Manuel Litchman, M.D., President and Chief Executive Officer of Mustang, said, "The NIH grant and FWA validate our scientific efforts as we continue to advance the development of MB-106. This grant will contribute to Mustang’s evaluation of MB-106 in clinical trials with the hope to bring this therapeutic treatment to patients with relapsed or refractory B-cell non-Hodgkin lymphomas and chronic lymphocytic leukemia."

Research is supported by the National Cancer Institute of the National Institutes of Health under Award Number R44CA265616. The content is solely the responsibility of the authors and does not necessarily represent the official views of the National Institutes of Health.

About MB-106 (CD20-targeted CAR T Cell Therapy)
CD20 is a membrane-embedded surface molecule which plays a role in the differentiation of B-cells into plasma cells.

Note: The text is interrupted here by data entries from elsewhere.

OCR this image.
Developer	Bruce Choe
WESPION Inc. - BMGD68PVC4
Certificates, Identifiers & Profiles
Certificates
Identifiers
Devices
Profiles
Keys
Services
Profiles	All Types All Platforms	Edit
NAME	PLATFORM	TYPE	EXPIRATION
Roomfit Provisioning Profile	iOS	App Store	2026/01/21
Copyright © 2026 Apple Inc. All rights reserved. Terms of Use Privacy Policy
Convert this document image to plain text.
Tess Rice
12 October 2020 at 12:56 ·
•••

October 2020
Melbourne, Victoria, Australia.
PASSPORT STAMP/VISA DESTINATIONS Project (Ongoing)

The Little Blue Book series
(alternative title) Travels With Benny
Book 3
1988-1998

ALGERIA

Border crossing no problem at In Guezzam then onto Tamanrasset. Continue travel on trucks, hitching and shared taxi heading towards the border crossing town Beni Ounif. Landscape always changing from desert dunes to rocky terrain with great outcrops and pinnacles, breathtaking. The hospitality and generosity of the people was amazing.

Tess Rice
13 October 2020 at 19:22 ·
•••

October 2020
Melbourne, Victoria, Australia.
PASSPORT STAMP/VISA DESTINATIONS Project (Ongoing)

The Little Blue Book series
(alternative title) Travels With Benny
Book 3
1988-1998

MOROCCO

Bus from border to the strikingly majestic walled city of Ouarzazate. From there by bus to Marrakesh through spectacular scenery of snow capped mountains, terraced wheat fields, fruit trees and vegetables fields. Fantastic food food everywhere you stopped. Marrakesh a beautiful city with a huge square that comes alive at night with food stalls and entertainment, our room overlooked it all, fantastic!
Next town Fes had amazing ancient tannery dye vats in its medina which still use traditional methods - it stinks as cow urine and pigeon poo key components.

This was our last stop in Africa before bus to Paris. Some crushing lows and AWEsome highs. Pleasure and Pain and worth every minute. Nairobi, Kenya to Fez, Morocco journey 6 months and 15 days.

The CAR T was developed by Mustang’s research collaborator, Fred Hutch, in the laboratories of the late Oliver Press, M.D., Ph.D., and Brian Till, M.D., Associate Professor in the Clinical Research Division, and exclusively licensed to Mustang in 2017. MB-106 has been optimized as a third-generation CAR derived from a fully human antibody and is currently in a Phase 1/2 open-label, dose-escalation trial at Fred Hutch in patients with B-NHL and CLL. Additional information on the trial can be found at View Source using the identifier NCT03277729.